The OIG defines "Indirect Providers" as those individuals or entities who provide items and services to health care providers, practitioners or suppliers without billing the Federal Programs. Generally, Indirect Providers include individuals and entities that manufacture or supply certain medical equipment and supplies to direct providers for use in their practice. The direct providers subsequently bill the Federal Programs for these items and services. Under the OIG's final rule, Indirect Providers who are deemed unfit to participate in Federal Programs may be excluded, and the direct providers will not receive any reimbursement for the items or services supplied by such individuals and entities. Moreover, direct providers who continue to contract with excluded Indirect Providers will be subject to a new civil money penalty imposed by the OIG.
As one can imagine, the OIG's final rule has caused great concern among Indirect Providers as well as health care providers, practitioners, and suppliers. Several individuals submitted written comments to the OIG and argued that the agency lacked authority to penalize individuals or entities that do not participate directly in the Federal Programs. However, the OIG asserts that several statures implicitly provide the OIG with such authority. As an example, the OIG cited a provision in the Social Security Act, which authorizes the agency to exclude administrators of health care institutions from the Federal Programs. As another example, the OIG referred to the Balanced Budget Act of 1997 in which Congress enacted a civil money penalty to deter providers from doing business with excluded individuals or entities, regardless of whether they submit claims to Federal Programs. The OIG concluded that these types of provisions relating to exclusion of individuals who do not submit bills to Federal Programs implicitly authorize the OIG to exclude Indirect Providers. Despite the OIG's assertions, the statutory authority for exclusions of Indirect Providers is still questionable. Therefore, concerned Indirect Providers may seek to challenge this alleged "implicit authority" in the federal courts.

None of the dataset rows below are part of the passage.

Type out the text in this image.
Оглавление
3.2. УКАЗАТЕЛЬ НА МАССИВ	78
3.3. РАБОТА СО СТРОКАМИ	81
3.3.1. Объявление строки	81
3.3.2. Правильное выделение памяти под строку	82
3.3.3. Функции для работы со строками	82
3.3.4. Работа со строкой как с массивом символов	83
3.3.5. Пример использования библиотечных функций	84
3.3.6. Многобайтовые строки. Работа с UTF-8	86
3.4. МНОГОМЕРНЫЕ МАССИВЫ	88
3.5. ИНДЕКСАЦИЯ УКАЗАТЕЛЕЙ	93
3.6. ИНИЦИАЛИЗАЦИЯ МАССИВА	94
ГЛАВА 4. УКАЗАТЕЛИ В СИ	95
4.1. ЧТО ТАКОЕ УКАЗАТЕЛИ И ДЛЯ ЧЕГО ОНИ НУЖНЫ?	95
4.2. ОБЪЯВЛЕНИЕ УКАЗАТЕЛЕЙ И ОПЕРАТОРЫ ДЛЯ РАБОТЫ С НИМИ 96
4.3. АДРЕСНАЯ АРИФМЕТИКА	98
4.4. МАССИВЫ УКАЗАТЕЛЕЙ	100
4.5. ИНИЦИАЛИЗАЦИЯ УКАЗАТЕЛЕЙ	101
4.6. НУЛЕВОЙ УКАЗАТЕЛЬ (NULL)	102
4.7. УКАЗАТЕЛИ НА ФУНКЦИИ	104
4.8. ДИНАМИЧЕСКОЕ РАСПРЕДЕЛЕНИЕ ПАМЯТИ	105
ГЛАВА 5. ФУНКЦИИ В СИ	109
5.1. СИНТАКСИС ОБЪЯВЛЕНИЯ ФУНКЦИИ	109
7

Critics have also expressed concern that limiting the number of available or appropriate equipment or supplies through exclusion of Indirect Providers could have anti-competitive effects and may even result in beneficiaries being denied services or supplies. The OIG responded by stating that it has previously excluded many Indirect Providers such as nurses, home health aides, and laboratory technicians from the Federal Programs. According to the OIG, beneficiaries have not been denied services or supplies as a result of such exclusions. The OIG stated that untrustworthy individuals and entities must be excluded from the Federal Programs when warranted, regardless of whether they submit claims for reimbursement to the Federal Programs.
Perhaps the most powerful impact of this final rule will be felt by direct providers because Federal Programs will not reimburse them for any item or service supplied by an excluded Indirect Provider. Also, the OIG intends to impose a civil money penalty against direct providers who arrange or contract with any indirect provider whom they " know or should know" is excluded from the Federal Programs. The OIG stated specifically that direct providers must keep themselves apprised of all exclusions to ensure that their claims are reimbursable and to ensure that they are not subject to a civil money penalty for contracting with or employing an individual or entity that is excluded. Thus, direct providers not only must monitor and ensure their own compliance with the maze of Medicare regulations, they now have to incur additional costs to remain apprised of current program exclusions so that they will not face reimbursement denials and civil money penalties.